It can be very frightening to find out you are being audited by the IRS. Immediately, you begin fearing the worst because the end result of the audit could be you owing the IRS more income tax.
While an audit is something that can induce panic, it is not anything to be overly fearful over. Yes, you will have to gather together all of the paperwork that justifies deductions, credits, etc. As long as you have proof, you should not worry. Even when you don’t, it may mean that you will owe the IRS a little more money with penalties and interest. The IRS does not typically engage in criminal proceedings if the issue is minor, does not involve a significant amount of money, or is taken care of by the taxpayer in a satisfactory manner.
What Happens in an Audit?
You know you are being audited when you receive a notice from the IRS through the mail. So the first step you should take is to look over your tax return in detail. You need to have an independent perspective because you want to identify what the IRS may be wishing to review the most. You should not find anything new on the return, as that should have been taken care of before it was transmitted to the IRS. The purpose of the audit is to ensure that there were no errors in your return, which could cause you problems later. In some cases, a person may have to owe more tax. In other cases the audit is simply a matter of the tax return being flagged with no significant issues being present. It is very rare that the IRS has to owe a taxpayer after an audit.
If you fear the emotional aspect of the audit is going to cause you issues, you can have a CPA meet with the IRS so that those emotional issues can be taken care of for you. Many times, taxpayers try to handle their audits on their own, but can cause themselves unnecessary hardships by not knowing how to sense issues and adequately address them.
The success of the audit is going to depend upon how focused you can stay, ensuring the truth is told, and simply staying the course. Because unintentional mistakes are made, you should not be too frightened. Basically, you are going to have to provide the IRS with the documentation that they request so that they can compare that documentation with the information on your tax return.
Types Of Audits
There are different types of audits. The first is the mail audit. This is when the IRS sends a letter that requests additional information about a particular deduction or credit taken. While not an actual audit, you could receive an “Automatic Adjustment Notice” that states that the tax amount you owe to the IRS is different than it was initially.
The second type is the interview audit. This type is very rare because it involves the taxpayer having to appear at the IRS office with backup documentation and receipts to support the information on their tax return.
The third type is the field audit. The field audit is reserved for very few taxpayers. This is the typical type of audit that is done of home businesses or small businesses.
The fourth and last type of audit is the correspondence audit. This is the type that requires you to provide information that supports specific claims on your tax documents. This is the type of audit that is used to check for unpaid taxes.
Proving You’re Right
When audited, it is possible to prove to the IRS that you are right. Keeping your cool and making sure you have every possible piece of information you can dig up can prove that there was no reason to audit you in the first place because there is nothing to find.
So what you want to do is print all of your receipts.
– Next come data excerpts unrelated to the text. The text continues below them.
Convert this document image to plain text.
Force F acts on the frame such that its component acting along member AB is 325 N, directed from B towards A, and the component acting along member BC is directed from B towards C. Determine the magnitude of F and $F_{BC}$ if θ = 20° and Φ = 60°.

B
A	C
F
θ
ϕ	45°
Any expenses for advertising, unreimbursed work-related materials, office supplies, and anything else you wrote off on your tax return need to be accounted for. Print off the transactions you did, print invoices, and print the receipts from websites that you did business with. In other words, print every receipt and invoice from the tax year in question.
Next you want to print your bank statements. Simply log into the bank’s website and print off the statement for every month of the tax year in question. Do not omit any pages. Bring the ledger, summary, and balance pages. In other words, bring it all with you.
If you us a bookkeeping software, print off a report that shows your income and all of the expenses for the year. While the auditor may dismiss this reported and consider it invalid, it gives the “I’m prepared” image and proves to them that you are not hiding anything.
You should also highlight everything. The auditor may be quite surprised if you highlight the totals and dates on every invoice, as well as the line items on the bank statements that make up the expenses and deductions being questioned. Not only does this make the job of the auditor easier, but, again, it is obvious that you are not hiding anything.
Lastly, you will be surprised that you do not have to have a receipt for everything in an audit. There may be some cases in which an invoice or receipt is lost. You can prove that expense in another way. For instance, you may be able to dig up an email that confirmed a purchase. It may not have been an actual receipt, but that email is enough. Another example is this: You may have been quoted a price for something. You may have bought that item or service, losing the receipt later. If you can show on your bank statement that there is a purchase from that company for that amount, then you have your proof. If there is no way to obtain the missing information, you can make your case and have the deductions approved.
So all in all, you don’t want to go into an audit unprepared. In fact, be too prepared and that will make a great difference for you during the process. Think of it this way: A computer flagged you because something on your tax return triggered it. You weren’t targeted and the auditor is simply doing their job, so do everything that you can to make their job as easy as possible. This will also make proving you’re right that much easier. If something happens that you are not right, you will simply pay the missing taxes and a penalty. Fortunately, the mistakes on taxes or the additional tax associated with missing receipts or invoices that can’t be proven in other ways tend to be quite small.